Perkembangan ini menimbulkan pertanyaan publik tentang strategi digital klub untuk tahun-tahun mendatang, meskipun Barca sendiri mengonfirmasi bahwa mereka tidak terlibat dalam penerbitan token apa pun.
Saat nama ZKP muncul sebagai mitra teknologi blockchain, respons dari pendukung FC Barcelona semakin intensif. Selain itu, komentar di saluran komunitas mengungkapkan campuran antusiasme dan kehati-hatian, karena perusahaan beroperasi dari Samoa, yurisdiksi yang sering dipilih oleh startup kripto dengan sedikit kehadiran global.
Barcelona, di sisi lain, berusaha meredakan kekhawatiran dengan menyatakan bahwa kemitraan tersebut terbatas pada teknologi dan bukan penjualan token.
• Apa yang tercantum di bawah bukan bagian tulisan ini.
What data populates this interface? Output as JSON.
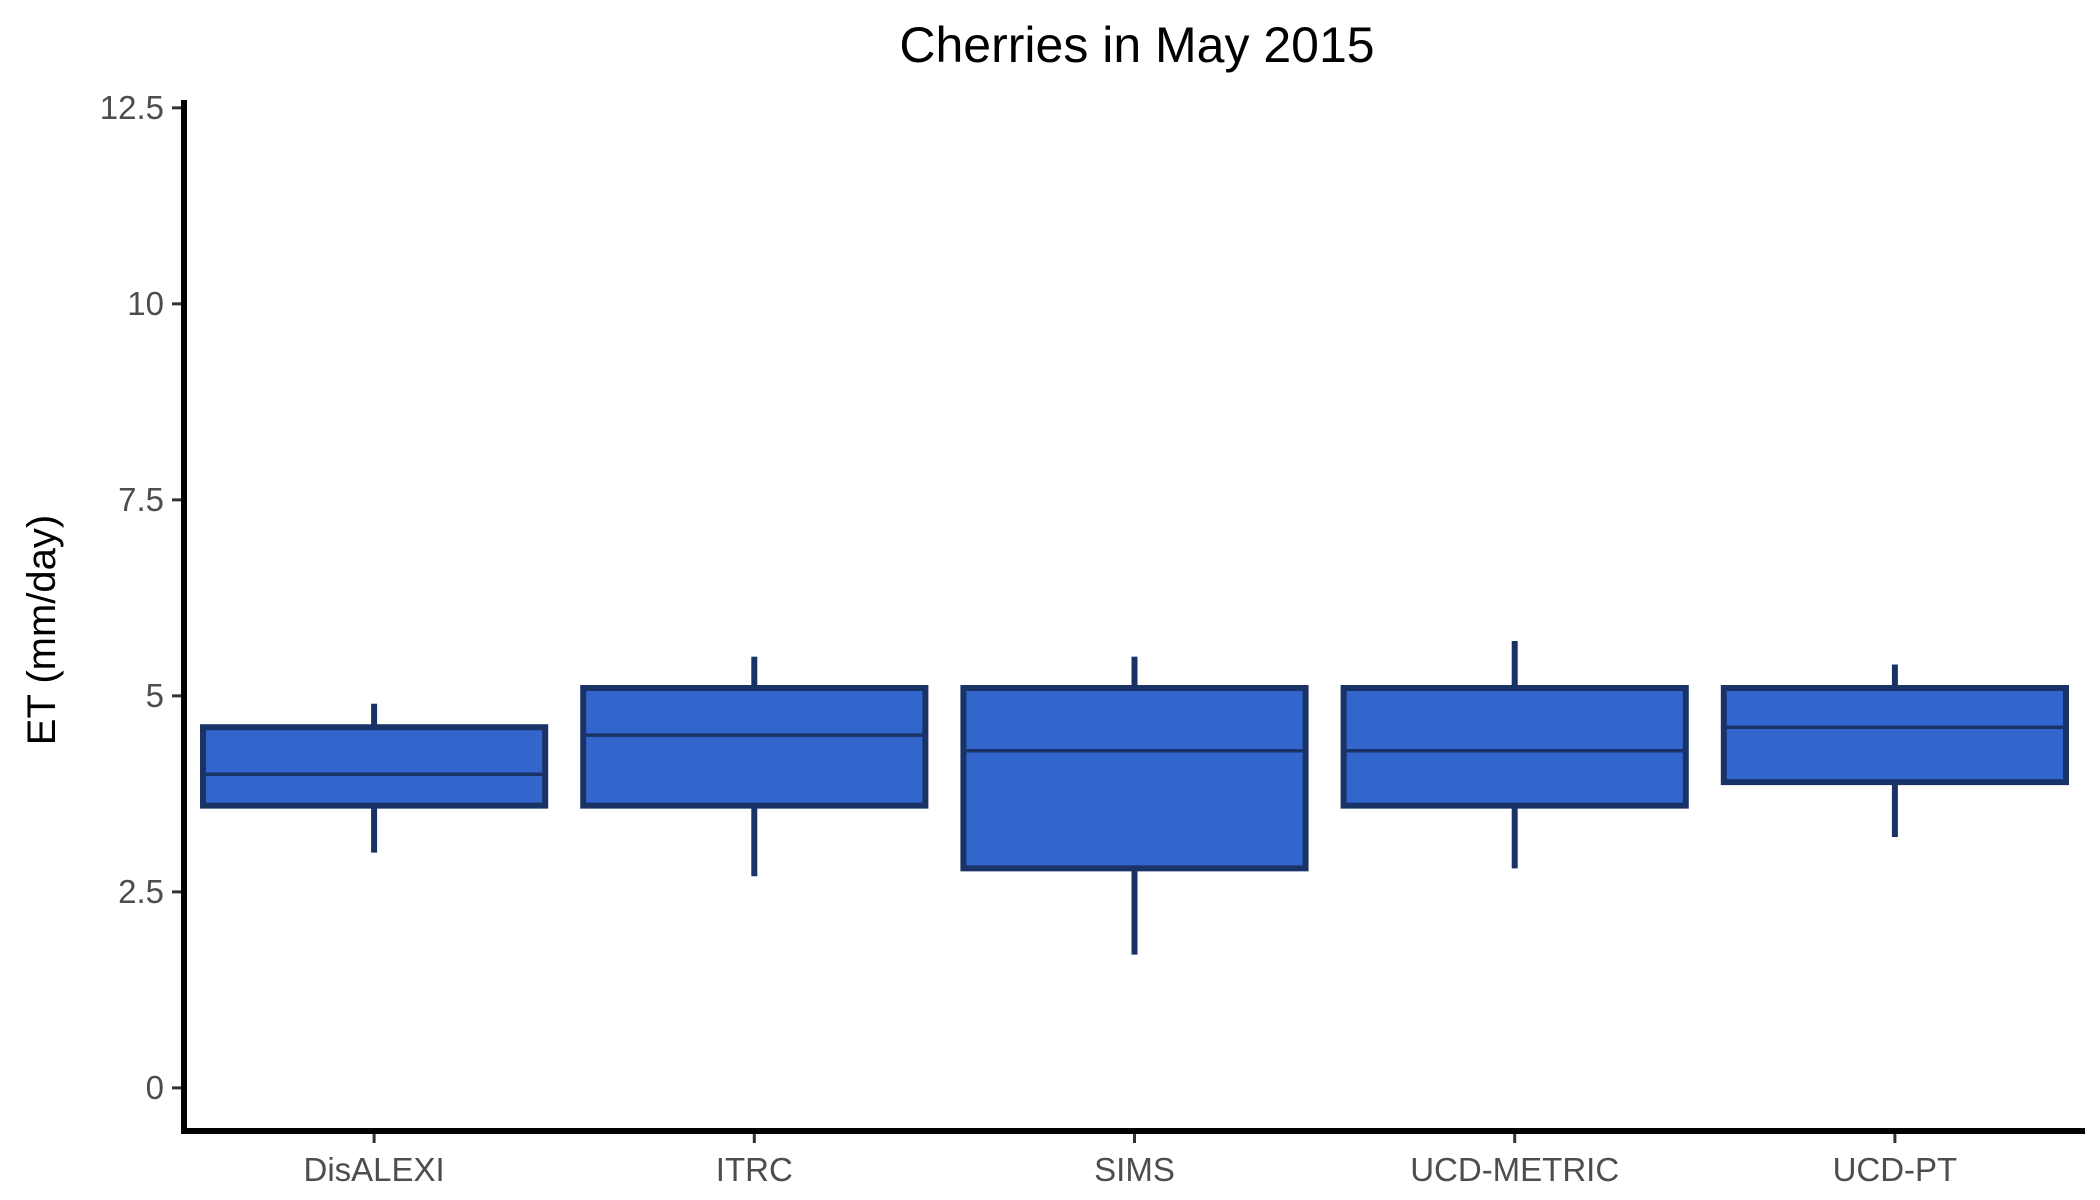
{
  "chart_data": {
    "type": "boxplot",
    "title": "Cherries in May 2015",
    "xlabel": "",
    "ylabel": "ET (mm/day)",
    "ylim": [
      -0.55,
      12.6
    ],
    "yticks": [
      0,
      2.5,
      5,
      7.5,
      10,
      12.5
    ],
    "ytick_labels": [
      "0",
      "2.5",
      "5",
      "7.5",
      "10",
      "12.5"
    ],
    "categories": [
      "DisALEXI",
      "ITRC",
      "SIMS",
      "UCD-METRIC",
      "UCD-PT"
    ],
    "boxes": [
      {
        "category": "DisALEXI",
        "whisker_low": 3.0,
        "q1": 3.6,
        "median": 4.0,
        "q3": 4.6,
        "whisker_high": 4.9
      },
      {
        "category": "ITRC",
        "whisker_low": 2.7,
        "q1": 3.6,
        "median": 4.5,
        "q3": 5.1,
        "whisker_high": 5.5
      },
      {
        "category": "SIMS",
        "whisker_low": 1.7,
        "q1": 2.8,
        "median": 4.3,
        "q3": 5.1,
        "whisker_high": 5.5
      },
      {
        "category": "UCD-METRIC",
        "whisker_low": 2.8,
        "q1": 3.6,
        "median": 4.3,
        "q3": 5.1,
        "whisker_high": 5.7
      },
      {
        "category": "UCD-PT",
        "whisker_low": 3.2,
        "q1": 3.9,
        "median": 4.6,
        "q3": 5.1,
        "whisker_high": 5.4
      }
    ],
    "grid": false,
    "legend": "none",
    "colors": {
      "box_fill": "#3366cc",
      "box_line": "#1a3366",
      "axis": "#000000",
      "tick_label": "#4d4d4d"
    }
  }
}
Namun, beberapa pengamat terus mempertanyakan proses pemilihan mitra, terutama karena klub sekaliber Barcelona biasanya sangat selektif ketika berurusan dengan aset digital.
Selain itu, perhatian publik semakin bertambah ketika beberapa pihak menyoroti beban utang FC Barcelona yang besar. Hal ini menyebabkan keputusan untuk menerima sponsor dari perusahaan yang kurang dikenal dipandang sebagai strategi yang didorong oleh finansial. Meskipun klub belum menyatakan hal ini, situasi tersebut telah memicu diskusi yang semakin berkembang.
Melihat klub sepak bola lain, sebelumnya kami melaporkan bahwa Tether telah mengakuisisi 10,7% saham di Juventus untuk mendapatkan keterlibatan yang lebih besar dalam keputusan strategis klub. Selain itu, kami juga menyoroti dorongan Tether agar Juventus dan Exor memberikan kursi dewan kepadanya, meskipun respons sejauh ini kurang dari yang diharapkan.